Recourse to legal proceedings through a court of law for recovery of debts, though secured by mortgage, is not only time-consuming but expensive too. The suggested amendment to Section 69 of the Transfer of Property Act, 1882 will result in enforcement of mortgage security by the mortgagee without resort to court proceedings and will, to some extent, disburden the courts from the current scenario of docket explosion so that the other cases can be adjudicated as expeditiously as possible.
Conclusion
After going through this project, I have come to the conclusion that, section 69(1) (a) of the Transfer of Property Act, 1882 has lost its relevance in the present-day secular circumstances. English mortgage is rarely resorted to by the lenders like banks in view of the religious discrimination in the section itself and stamp duty and registration expenses being heavy to be borne by the mortgagors.
This is because, section 69(1) (a) of the Transfer of Property Act, 1882 unduly excludes the majority communities in India from exercising the power of sale available for an English mortgagee. This section appears to have been enacted only for the transactions between mortgagors and mortgagees who are English people or people of English origin.
Therefore, I have come to the conclusion that an amendment to Section 69 of the Transfer of Property Act is the need of the hour, deleting the portion regarding restriction of the power of sale without intervention of the court only to certain religious communities.
Further, as regards the Securitisation and Reconstruction of Financial Assets and Enforcement of Security Act, 2002 is concerned, there is a clear discrimination endowing one section with legal favouritism and depriving similarly placed others of such right.

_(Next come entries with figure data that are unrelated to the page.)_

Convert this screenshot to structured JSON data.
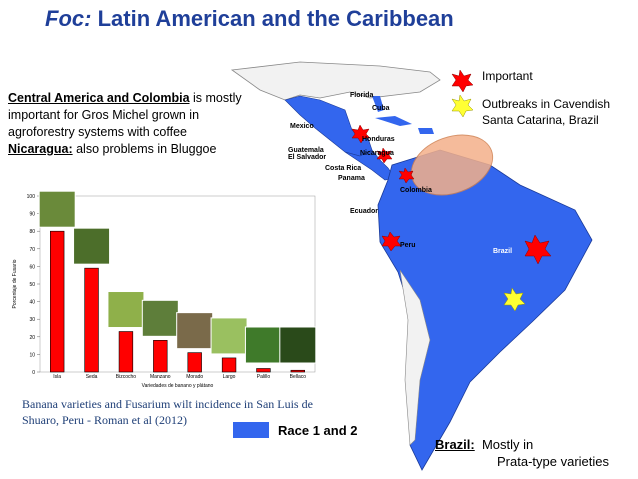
{
  "title": {
    "prefix": "Foc:",
    "text": "Latin American and the Caribbean"
  },
  "intro": {
    "lead": "Central America and Colombia",
    "rest": "is mostly important for Gros Michel grown in agroforestry systems with coffee",
    "nicaragua_lead": "Nicaragua:",
    "nicaragua_rest": "also problems in Bluggoe"
  },
  "legend": {
    "important": "Important",
    "outbreaks": "Outbreaks in Cavendish Santa Catarina, Brazil",
    "race": "Race 1 and 2"
  },
  "map_labels": [
    "Florida",
    "Cuba",
    "Mexico",
    "Honduras",
    "Guatemala",
    "El Salvador",
    "Nicaragua",
    "Costa Rica",
    "Panama",
    "Colombia",
    "Ecuador",
    "Peru",
    "Brazil"
  ],
  "caption": "Banana varieties and Fusarium wilt incidence in San Luis de Shuaro, Peru - Roman et al (2012)",
  "brazil_note": {
    "lead": "Brazil:",
    "line1": "Mostly in",
    "line2": "Prata-type varieties"
  },
  "chart": {
    "type": "bar",
    "ylabel": "Porcentaje de Fusario",
    "xlabel": "Variedades de banano y plátano",
    "categories": [
      "Isla",
      "Seda",
      "Bizcocho",
      "Manzano",
      "Morado",
      "Largo",
      "Palillo",
      "Bellaco"
    ],
    "values": [
      80,
      59,
      23,
      18,
      11,
      8,
      2,
      1
    ],
    "color": "#ff0000",
    "ylim": [
      0,
      100
    ],
    "yticks": [
      0,
      10,
      20,
      30,
      40,
      50,
      60,
      70,
      80,
      90,
      100
    ],
    "grid": false
  }
}
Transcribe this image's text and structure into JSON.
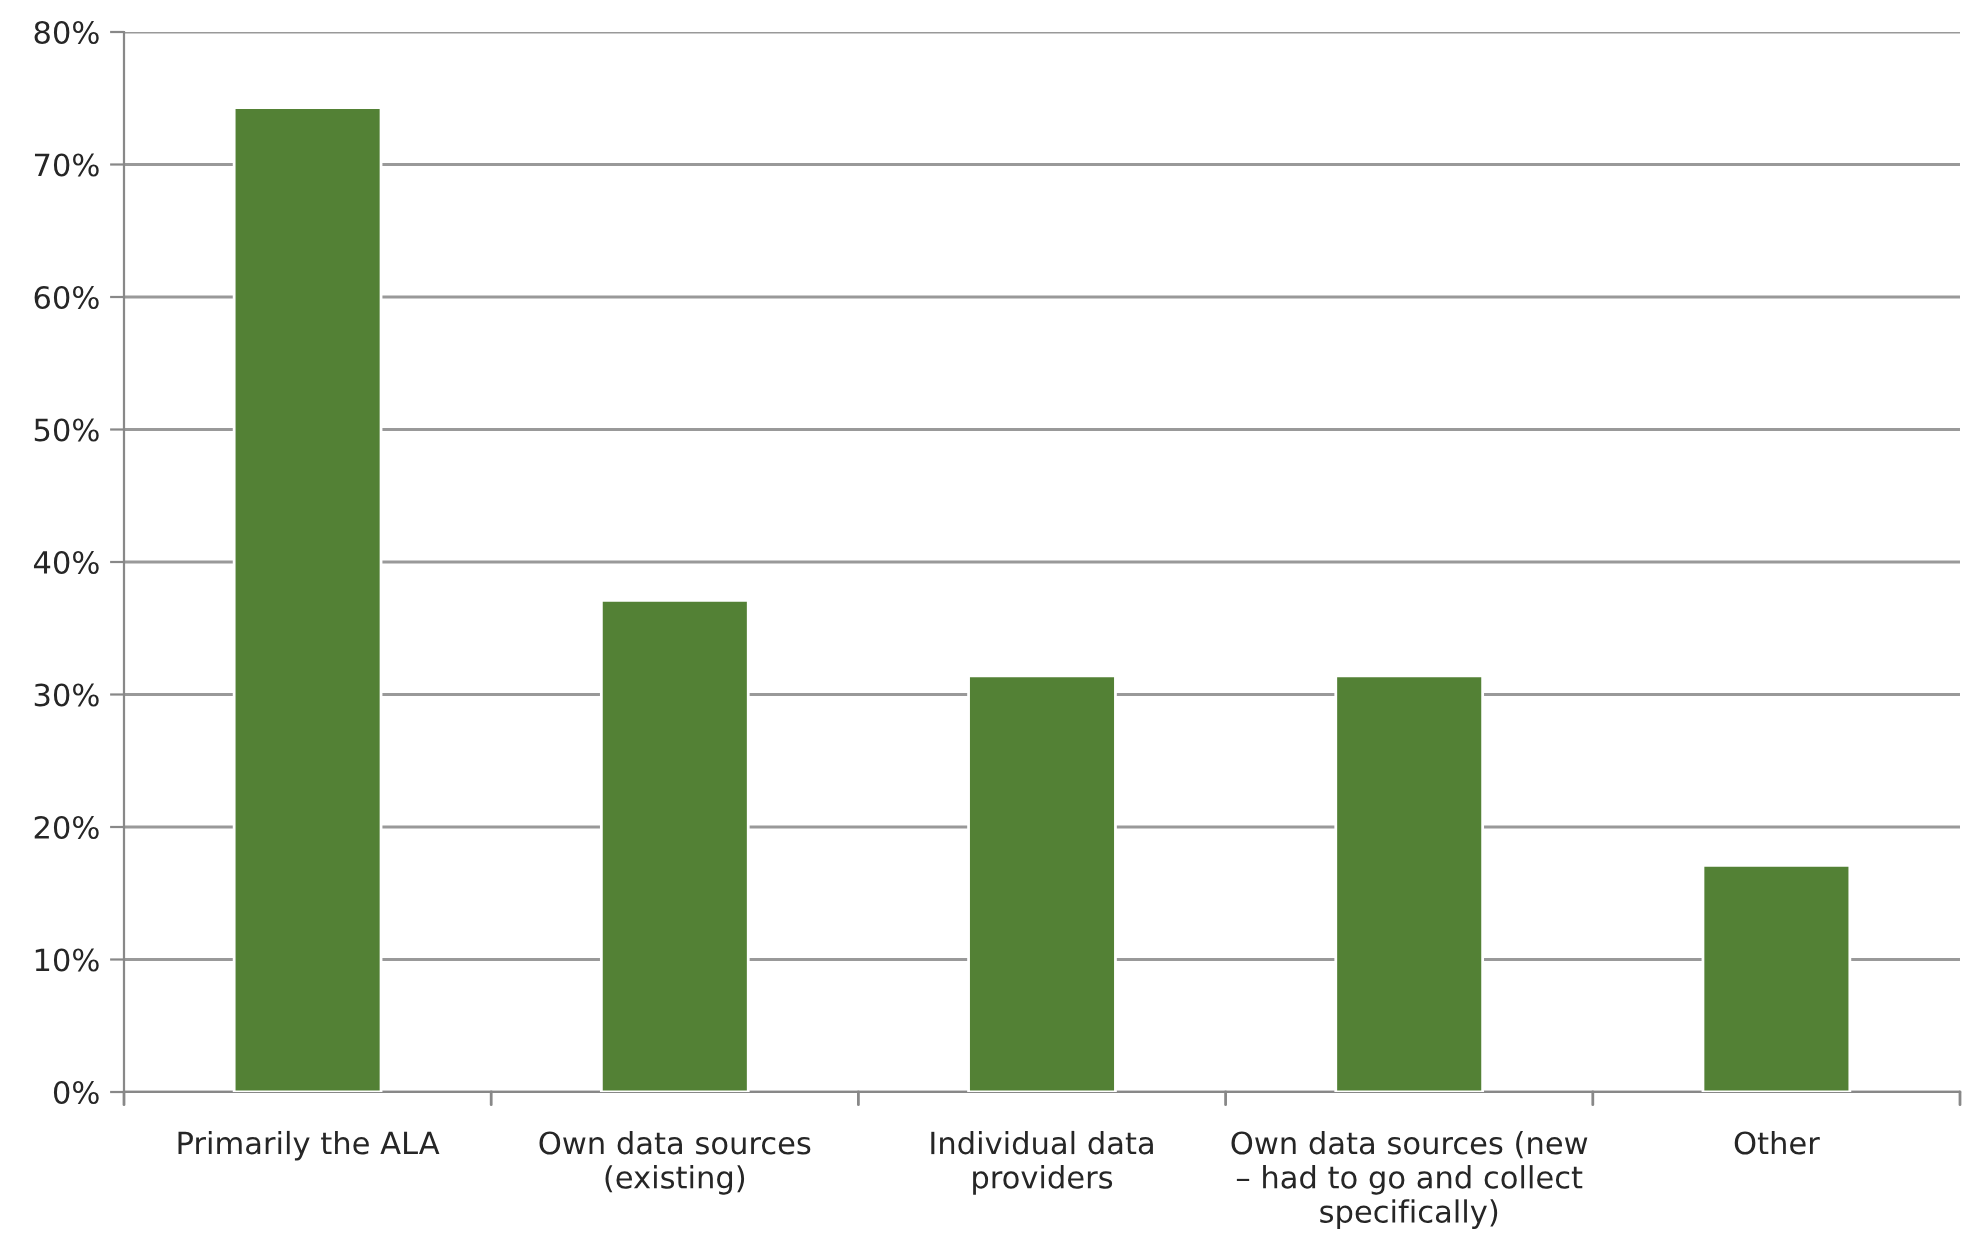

Hence I would suggest for the amendment to make the law uniform to all creditors who have lent against mortgage securities. This is because this Act is applicable only to banks and financial institutions and not to other types of creditors.
Further, recourse to legal proceedings through a court of law for recovery of debts, though secured by mortgage, is not only time-consuming but expensive too. The suggested amendment to Section 69 of the Transfer of Property Act, 1882 will result in enforcement of mortgage security by the mortgagee without resort to court proceedings and will, to some extent, disburden the courts from the current scenario of docket explosion so that the other cases can be adjudicated as expeditiously as possible.
Therefore, in my view there is an urgent need to amend the provisions of sec.69 of the "Transfer of Property Act, 1882", so that the interest of the secured creditors can be realized more fruitfully and without much delay and harassment.